なぜこう書いてかまわないかというと、誤解の可能性がないからだ。この文を日本語で読むと次のようになる。「(Px∧Qx) に入れると成り立つような記号があります。かつ {(Px∧Py)∧¬(x=y)} に入れると成り立つような二つの記号 x, y はありません。かつ {(Qx∧Qy)∧¬(x=y)} に入れると成り立つような二つの記号 x, y はありません」。

ややこしいから、三つに分けよう。

ア: ∃x(Px∧Qx)

イ: ¬∃x∃y{(Px∧Py)∧¬(x=y)}

ウ: ¬∃x∃y{(Qx∧Qy)∧¬(x=y)}

ここでア、イ、ウはそれぞれ別の量化子のスコープ内にある。

アの部分は一個の記号 x について述べているが、括弧が閉じることによって x の話はいったん終わっている。だからイとウでもう一回 x を使っても誤解の可能性はない。

一方、これと違いイのなかの x と y は区別されなければならない。ここでは、∃x∃y という二つの量化子のスコープが重なっている。これは x と y という二つの記号について述べているのだと考えなければならない。x と y は同じかもしれないし、べつかもしれないし、どっちかわかんないから二つの記号を使うのだ。

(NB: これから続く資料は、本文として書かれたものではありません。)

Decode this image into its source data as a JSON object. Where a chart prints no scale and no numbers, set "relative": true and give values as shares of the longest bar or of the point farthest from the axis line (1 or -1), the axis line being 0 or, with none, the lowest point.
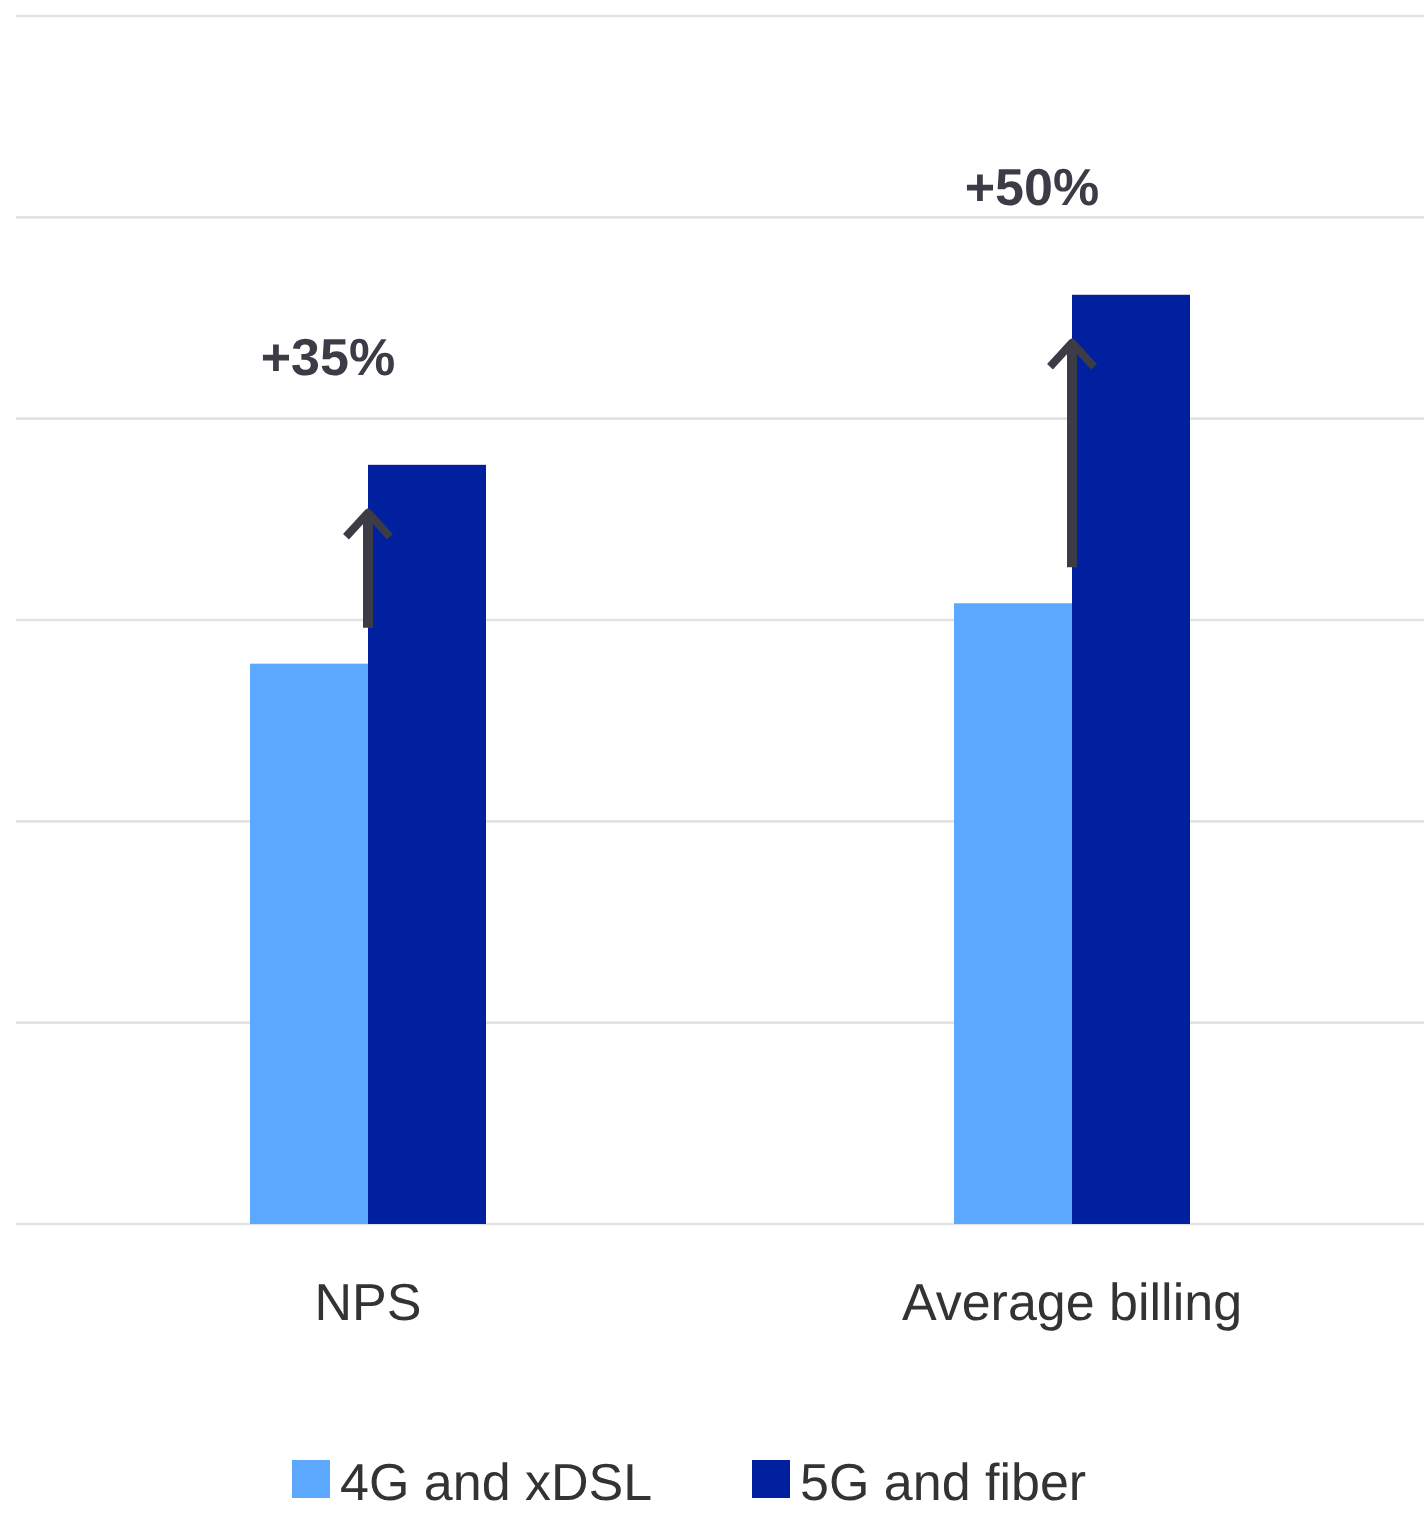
{
  "chart_data": {
    "type": "bar",
    "relative": true,
    "categories": [
      "NPS",
      "Average billing"
    ],
    "series": [
      {
        "name": "4G and xDSL",
        "color": "#5ca8ff",
        "values": [
          0.603,
          0.668
        ]
      },
      {
        "name": "5G and fiber",
        "color": "#00209f",
        "values": [
          0.817,
          1
        ]
      }
    ],
    "annotations": [
      "+35%",
      "+50%"
    ],
    "grid": true,
    "legend": "bottom"
  }
}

∃x∃y(Px∧Py) が真であるのは、二つの違うものが 'P(...)' を充たすときである。「二つの違うもの」の差異は、'x' と 'y' という違った記号を使用することですでに尽きているのだから、¬(x=y) をその後に付加するのは余計なだけである。p143-144

ここは明らかに間違っている。x, y は違うものかもしれないが、同じものであってもかまわないのだ。

さっき私があげたモデルで、2x が成り立つ記号はひとつしかないが、「∃x∃y(2x∧2y)」は真になる。なぜなら「2b∧2b」は真だからだ。ここでは x と y が同一であるか別であるかについて何も言われていないため、x=y の可能性を排除できない。

権威付けのために教科書を参照しておくと、x, y が同じものであってもいいということは例えば、戸田山本の p179 などにかなりはっきりと書いてある。

というかだね。「同一性記号が役に立つのは、量化子のスコープのなかでだ(自由な変項についてだ)」というのはむしろ「視線の重ね合わせ」という著者の主張に適合しやすいことだと思われるのだ。そのため、こういう基礎的なレベルで間違いをおかされるのは、本書の読者としては残念でならない。このあたりの話をからめさえすれば、同一性に関する議論はもっとずっと深められたはずであったと思う。